France, Levallois-Perret: General Electric (GE) and Siemens defended rival proposals to buy Alstom's power business on Tuesday.
Both companies were assuring France that Alstom would be strengthened, telling about their plans being good for Alstom and about addressing government concerns over the fate of the company and the nation's wider industrial footprint.
During a parliamentary hearing, the chairman of Siemens France, Christophe de Maistre, said the Siemens hoped to submit their formal asset swap offer by the 16th June at the latest, which would create two European industry champions, one in power around Siemens, the other in rail around Alstom.
Meanwhile, GE Chief Executive Jeff Immelt, defended his group's $ 16.9 billion bid for Alstom's power business. He said GE would make commitments to increase jobs in France by opening new sites, and was also considering a tie-up in rail signalling that would give Alstom control of that business.
Reuters reports that sources familiar with the Siemens proposal said that it would ring-fence Alstom's steam turbines used in nuclear plants, as Paris fears that having these fall under U.S. control could jeopardise France's exports in the atomic power industry.
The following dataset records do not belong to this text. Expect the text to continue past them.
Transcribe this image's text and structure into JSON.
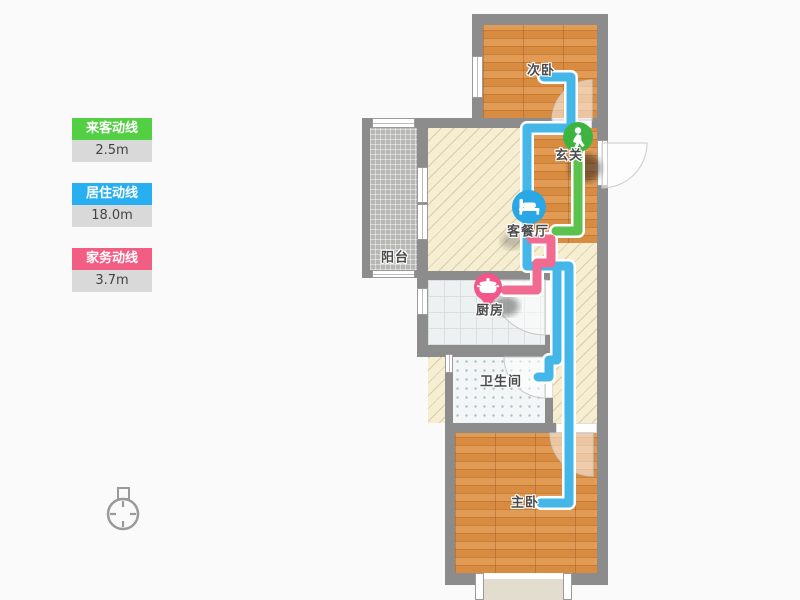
{
  "legend": {
    "items": [
      {
        "label": "来客动线",
        "value": "2.5m",
        "color": "#53cf44"
      },
      {
        "label": "居住动线",
        "value": "18.0m",
        "color": "#28aff2"
      },
      {
        "label": "家务动线",
        "value": "3.7m",
        "color": "#f25d83"
      }
    ]
  },
  "rooms": {
    "bedroom_second": {
      "label": "次卧"
    },
    "entry": {
      "label": "玄关"
    },
    "balcony": {
      "label": "阳台"
    },
    "living_dining": {
      "label": "客餐厅"
    },
    "kitchen": {
      "label": "厨房"
    },
    "bathroom": {
      "label": "卫生间"
    },
    "bedroom_master": {
      "label": "主卧"
    }
  },
  "paths": {
    "visitor": {
      "name": "来客动线",
      "color": "#5bc24d"
    },
    "living": {
      "name": "居住动线",
      "color": "#45b6e8"
    },
    "housework": {
      "name": "家务动线",
      "color": "#f16a8f"
    }
  },
  "markers": {
    "entry": {
      "icon": "walking-person-icon",
      "color": "#3eb440"
    },
    "living": {
      "icon": "bed-icon",
      "color": "#2aa7e5"
    },
    "kitchen": {
      "icon": "cooking-pot-icon",
      "color": "#f2568a"
    }
  }
}
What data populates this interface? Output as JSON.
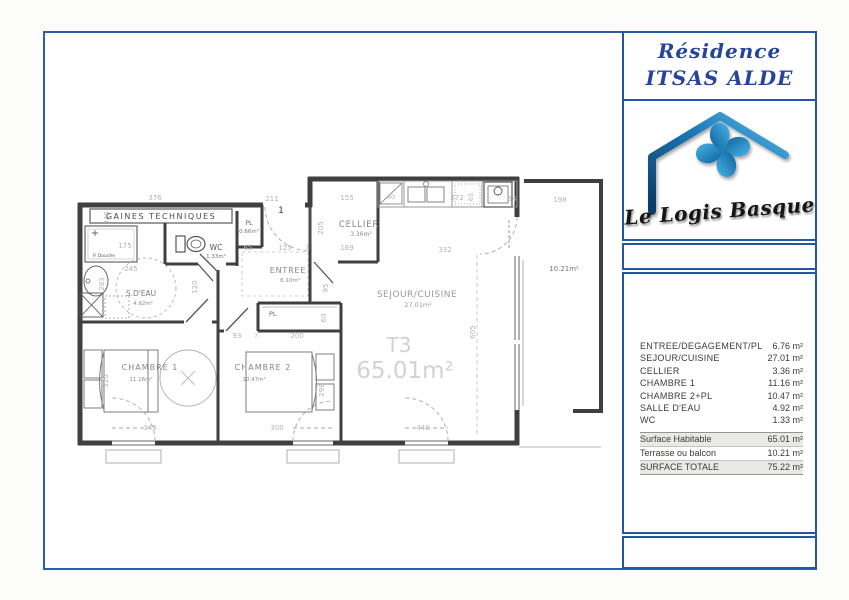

Siemens would hand Alstom all of its trains business, creating a bigger transport group that would be mainly owned by France with its headquarters there. Also, a tie-up between Alstom and Siemens in transport would give the business the critical mass Alstom needed in that sector, putting it on an equal footing with China's CNR and CSR and ahead of Canada's Bombardier.
GE's Immelt said a straight sale of Alstom's power turbines and grid business would not cause the French company to be absorbed by GE, but would make it stronger as a whole and on a global stage. In transport, he said GE was now in talks with the government and Alstom over a deal combining both group's signalling assets and handing Alstom control of the business.
"Alstom Transport would have the size, technology and financial strength to measure up to rivals such as Bombardier, Ansaldo and Siemens." Immelt said.